My father’s a huge fan of the Weather Channel, something I’ve never really gotten into. I did watch a bunch of its hurricane coverage on Sunday, though, trying to figure out how my travel was going to be affected. Thus, I got to see a really fabulous exchange as the studio anchor tossed to a field reporter on a boardwalk in New York City after learning that the storm had been downgraded from a hurricane to a tropical storm. Paraphrasing from memory:
ANCHOR: [Reporter], we’ve just learned that Irene has been downgraded to a tropical storm. Has that changed anything where you are?
REPORTER: [buffeted by high winds and rain] Well, [Anchor], it’s still raining pretty hard here, and the winds are getting stronger…
Between the rain gear and the weather, it was sort of hard to see her, but really, I think it’s a miracle she didn’t end that sentence with “… you asshole.” The categorization of storms is almost completely arbitrary, applying numerical thresholds to continuous variables. It’s not a magic spell that makes the wind and rain slack off instantly.
Hand-wringing articles about how television is making us all dumber are such a staple of cultural commentary that they’ve become cliche. The vast majority of them are talking about the effect on the audience though, and miss out on this sort of effect, which I think is actually fairly significant: the need to constantly fill time talking about Stuff produces this kind of breathtaking inanity on the part of tv anchors and reporters on a regular basis. This one was particularly stupid, but almost every time I watch live tv news (which, admittedly, is not that often), I hear this sort of thing– a breathtakingly dumb remark arising from the need to keep blathering on about whatever’s happening, even though there’s nothing really happening.
This is a large part of why I no longer watch much tv news, even though it’s kind of addictive– on those occasions when I do need some news of the sort you get on tv, I always end up watching long past the point where I’ve acquired whatever facts I needed, and it’s become clear that the talking heads are just talking to fill time and trying not to repeat themselves.
You see a lot of the same thing happening in other media, particularly involving slower-moving events like elections. It’s what makes so many partisan political blogs and Twitter feeds basically unreadable– the exact details of what happens right now are vastly unlikely to affect the 2012 elections more than a year from now, but both professional media types and “citizen journalists” need to fill space.
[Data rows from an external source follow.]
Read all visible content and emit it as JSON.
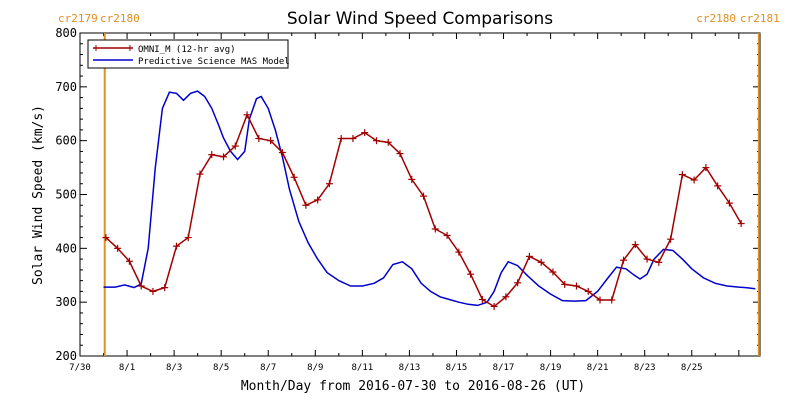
{
  "chart_data": {
    "type": "line",
    "title": "Solar Wind Speed Comparisons",
    "xlabel": "Month/Day from 2016-07-30 to 2016-08-26 (UT)",
    "ylabel": "Solar Wind Speed (km/s)",
    "ylim": [
      200,
      800
    ],
    "xlim_days": [
      0,
      28.9
    ],
    "yticks": [
      200,
      300,
      400,
      500,
      600,
      700,
      800
    ],
    "xticks": [
      {
        "day": 0,
        "label": "7/30"
      },
      {
        "day": 2,
        "label": "8/1"
      },
      {
        "day": 4,
        "label": "8/3"
      },
      {
        "day": 6,
        "label": "8/5"
      },
      {
        "day": 8,
        "label": "8/7"
      },
      {
        "day": 10,
        "label": "8/9"
      },
      {
        "day": 12,
        "label": "8/11"
      },
      {
        "day": 14,
        "label": "8/13"
      },
      {
        "day": 16,
        "label": "8/15"
      },
      {
        "day": 18,
        "label": "8/17"
      },
      {
        "day": 20,
        "label": "8/19"
      },
      {
        "day": 22,
        "label": "8/21"
      },
      {
        "day": 24,
        "label": "8/23"
      },
      {
        "day": 26,
        "label": "8/25"
      }
    ],
    "carrington_markers": [
      {
        "day": 1.05,
        "left_label": "cr2179",
        "right_label": "cr2180",
        "position": "top-left"
      },
      {
        "day": 28.85,
        "left_label": "cr2180",
        "right_label": "cr2181",
        "position": "top-right"
      }
    ],
    "legend_position": "top-left",
    "series": [
      {
        "name": "OMNI_M (12-hr avg)",
        "color": "#a00000",
        "marker": "plus",
        "x": [
          1.1,
          1.6,
          2.1,
          2.6,
          3.1,
          3.6,
          4.1,
          4.6,
          5.1,
          5.6,
          6.1,
          6.6,
          7.1,
          7.6,
          8.1,
          8.6,
          9.1,
          9.6,
          10.1,
          10.6,
          11.1,
          11.6,
          12.1,
          12.6,
          13.1,
          13.6,
          14.1,
          14.6,
          15.1,
          15.6,
          16.1,
          16.6,
          17.1,
          17.6,
          18.1,
          18.6,
          19.1,
          19.6,
          20.1,
          20.6,
          21.1,
          21.6,
          22.1,
          22.6,
          23.1,
          23.6,
          24.1,
          24.6,
          25.1,
          25.6,
          26.1,
          26.6,
          27.1,
          27.6,
          28.1
        ],
        "y": [
          420,
          400,
          376,
          330,
          320,
          327,
          404,
          420,
          538,
          574,
          570,
          590,
          648,
          604,
          600,
          578,
          532,
          480,
          490,
          520,
          604,
          604,
          615,
          600,
          597,
          576,
          528,
          497,
          436,
          424,
          393,
          352,
          305,
          292,
          310,
          336,
          385,
          374,
          356,
          333,
          330,
          320,
          304,
          304,
          378,
          407,
          380,
          374,
          417,
          537,
          527,
          550,
          516,
          484,
          446
        ]
      },
      {
        "name": "Predictive Science MAS Model",
        "color": "#0000cc",
        "marker": "none",
        "x": [
          1.0,
          1.5,
          1.9,
          2.3,
          2.6,
          2.9,
          3.2,
          3.5,
          3.8,
          4.1,
          4.4,
          4.7,
          5.0,
          5.3,
          5.6,
          5.9,
          6.1,
          6.4,
          6.7,
          7.0,
          7.2,
          7.5,
          7.7,
          8.0,
          8.3,
          8.6,
          8.9,
          9.3,
          9.7,
          10.1,
          10.5,
          11.0,
          11.5,
          12.0,
          12.5,
          12.9,
          13.3,
          13.7,
          14.1,
          14.5,
          14.9,
          15.3,
          15.7,
          16.1,
          16.5,
          16.9,
          17.3,
          17.6,
          17.9,
          18.2,
          18.6,
          19.0,
          19.5,
          20.0,
          20.5,
          21.0,
          21.5,
          22.0,
          22.4,
          22.8,
          23.2,
          23.5,
          23.8,
          24.1,
          24.4,
          24.8,
          25.2,
          25.6,
          26.0,
          26.5,
          27.0,
          27.5,
          28.0,
          28.3,
          28.7
        ],
        "y": [
          328,
          328,
          332,
          327,
          334,
          400,
          550,
          660,
          690,
          688,
          675,
          688,
          692,
          682,
          660,
          628,
          605,
          580,
          565,
          580,
          640,
          678,
          682,
          660,
          620,
          570,
          510,
          450,
          410,
          380,
          355,
          340,
          330,
          330,
          335,
          345,
          370,
          375,
          362,
          335,
          320,
          310,
          305,
          300,
          296,
          294,
          300,
          320,
          355,
          375,
          368,
          350,
          330,
          315,
          303,
          302,
          303,
          320,
          343,
          365,
          362,
          352,
          343,
          352,
          380,
          398,
          396,
          380,
          362,
          345,
          335,
          330,
          328,
          327,
          325
        ]
      }
    ]
  }
}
So, we get vast amounts of blather, often leading to things that are nearly as dumb as asking a field reporter in the path of a storm whether the change in classification has somehow stilled the wind and waves.
I’m not sure it actually has much effect on the audience, but more and more it seems to me that the people writing about television making people dumber have the right idea, but are talking about the wrong side of the camera.